Photography was very much in its infancy in 1860. Studio portraits only became practical and affordable in the mid-1840s with the improvement of the daguerreotype, which recorded light on a chemically coated copper plate. These photographs required painfully long exposure times for the subjects, and the expensive equipment and toxic chemicals kept photography a commercial enterprise (home photography technology did not evolve until the late-19th century). Also, these photographs were one-of-a-kind and could not be easily reproduced.
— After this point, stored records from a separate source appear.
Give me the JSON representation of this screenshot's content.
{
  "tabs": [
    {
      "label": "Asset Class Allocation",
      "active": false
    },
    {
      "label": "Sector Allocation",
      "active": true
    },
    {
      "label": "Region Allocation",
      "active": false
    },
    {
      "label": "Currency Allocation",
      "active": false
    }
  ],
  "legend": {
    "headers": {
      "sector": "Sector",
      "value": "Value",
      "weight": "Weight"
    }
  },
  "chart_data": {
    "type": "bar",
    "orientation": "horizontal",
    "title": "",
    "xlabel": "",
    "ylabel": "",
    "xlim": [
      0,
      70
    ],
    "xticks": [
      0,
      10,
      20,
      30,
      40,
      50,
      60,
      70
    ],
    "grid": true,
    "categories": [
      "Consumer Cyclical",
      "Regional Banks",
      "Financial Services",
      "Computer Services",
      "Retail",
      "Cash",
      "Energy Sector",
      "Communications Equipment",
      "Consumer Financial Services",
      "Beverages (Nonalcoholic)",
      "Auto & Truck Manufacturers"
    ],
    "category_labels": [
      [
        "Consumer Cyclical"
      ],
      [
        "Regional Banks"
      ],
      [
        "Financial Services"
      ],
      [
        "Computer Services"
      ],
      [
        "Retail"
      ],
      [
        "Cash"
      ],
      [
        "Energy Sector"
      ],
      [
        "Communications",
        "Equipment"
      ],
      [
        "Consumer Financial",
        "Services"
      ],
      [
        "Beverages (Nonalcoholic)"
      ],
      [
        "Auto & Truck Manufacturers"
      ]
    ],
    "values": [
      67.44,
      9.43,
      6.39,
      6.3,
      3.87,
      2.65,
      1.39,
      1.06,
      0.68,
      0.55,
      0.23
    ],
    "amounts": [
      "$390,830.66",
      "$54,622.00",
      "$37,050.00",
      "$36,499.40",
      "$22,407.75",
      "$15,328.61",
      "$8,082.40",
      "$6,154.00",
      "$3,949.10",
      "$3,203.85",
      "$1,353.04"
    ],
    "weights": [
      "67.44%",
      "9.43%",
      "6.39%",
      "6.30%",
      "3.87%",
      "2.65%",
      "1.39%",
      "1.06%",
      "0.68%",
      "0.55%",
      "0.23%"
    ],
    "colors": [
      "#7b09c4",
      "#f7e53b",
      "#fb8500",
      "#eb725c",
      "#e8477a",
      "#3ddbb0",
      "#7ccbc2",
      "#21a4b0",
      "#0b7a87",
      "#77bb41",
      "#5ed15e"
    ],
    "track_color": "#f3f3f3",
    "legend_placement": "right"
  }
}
By the mid-1850s, the advent of wet plate photography upgraded the process and reduced exposure times. As the “wet plate” label suggests, this process required that the plates be developed quickly, as a result photographers needed to have chemicals nearby to create a successful image. Ambrotypes (images on glass) and tintypes (images on iron) followed, but it was the carte de visite that really thrust photography into mainstream America. The carte de visite, which is French for “visiting card,” was printed on small paper cards and was affordable for most people. The prints could be mailed without fear of breaking, and multiple copies could be produced. Most surviving Civil War-era photographs in the Tennessee State Museum’s collection are carte de visites or tintypes.
Despite these advances, the whole nature of taking a photograph during this time was very cumbersome, thus most photographs were produced in studios. Photographers who shot streetscapes and battlefields, such as the famous war photographer Matthew Brady, traveled with portable darkrooms to develop the images on site. Unlike today when a scene can be captured quickly by whipping out a cell phone, Civil War photography was not adept at capturing fleeting moments and it was mainly through artists’ sketches that the general public saw the Civil War.
The Tennessee State Museum’s collection of Civil War sketches generally falls into two categories: illustrations produced by professional artists for print media and soldier art. The drawing below was created by Alexander Simplot, who covered the Civil War for Harper’s Weekly Magazine. Simplot traveled with the Union Army and was present when Confederates surrendered at Fort Donelson northwest of Nashville on February 16, 1862. This drawing presumably depicts two Union soldiers guarding 10 captured Confederate soldiers.
Another example is this color lithograph depicting the Nashville Female Academy when it was being used as a barracks for the 51st Ohio Volunteers during Union Army occupation. The lithograph was created from a soldier’s drawing and provides one of the best images of this elite Nashville educational institution that was located close to where the downtown YMCA is today.
The museum recently acquired this excellent piece of soldier art depicting the railroad bridge above Running Water Creek in Whiteside Valley, Marion County, near Chattanooga. It was drawn by Charles Waizenegger, a soldier with the 75th Regiment Pennsylvania Infantry. In many cases, drawings like this fill important gaps of the Civil War landscape where photographers failed to tread. Fortunately, soldiers and professional artists used their talents in Civil War Tennessee to record some important moments and landscapes.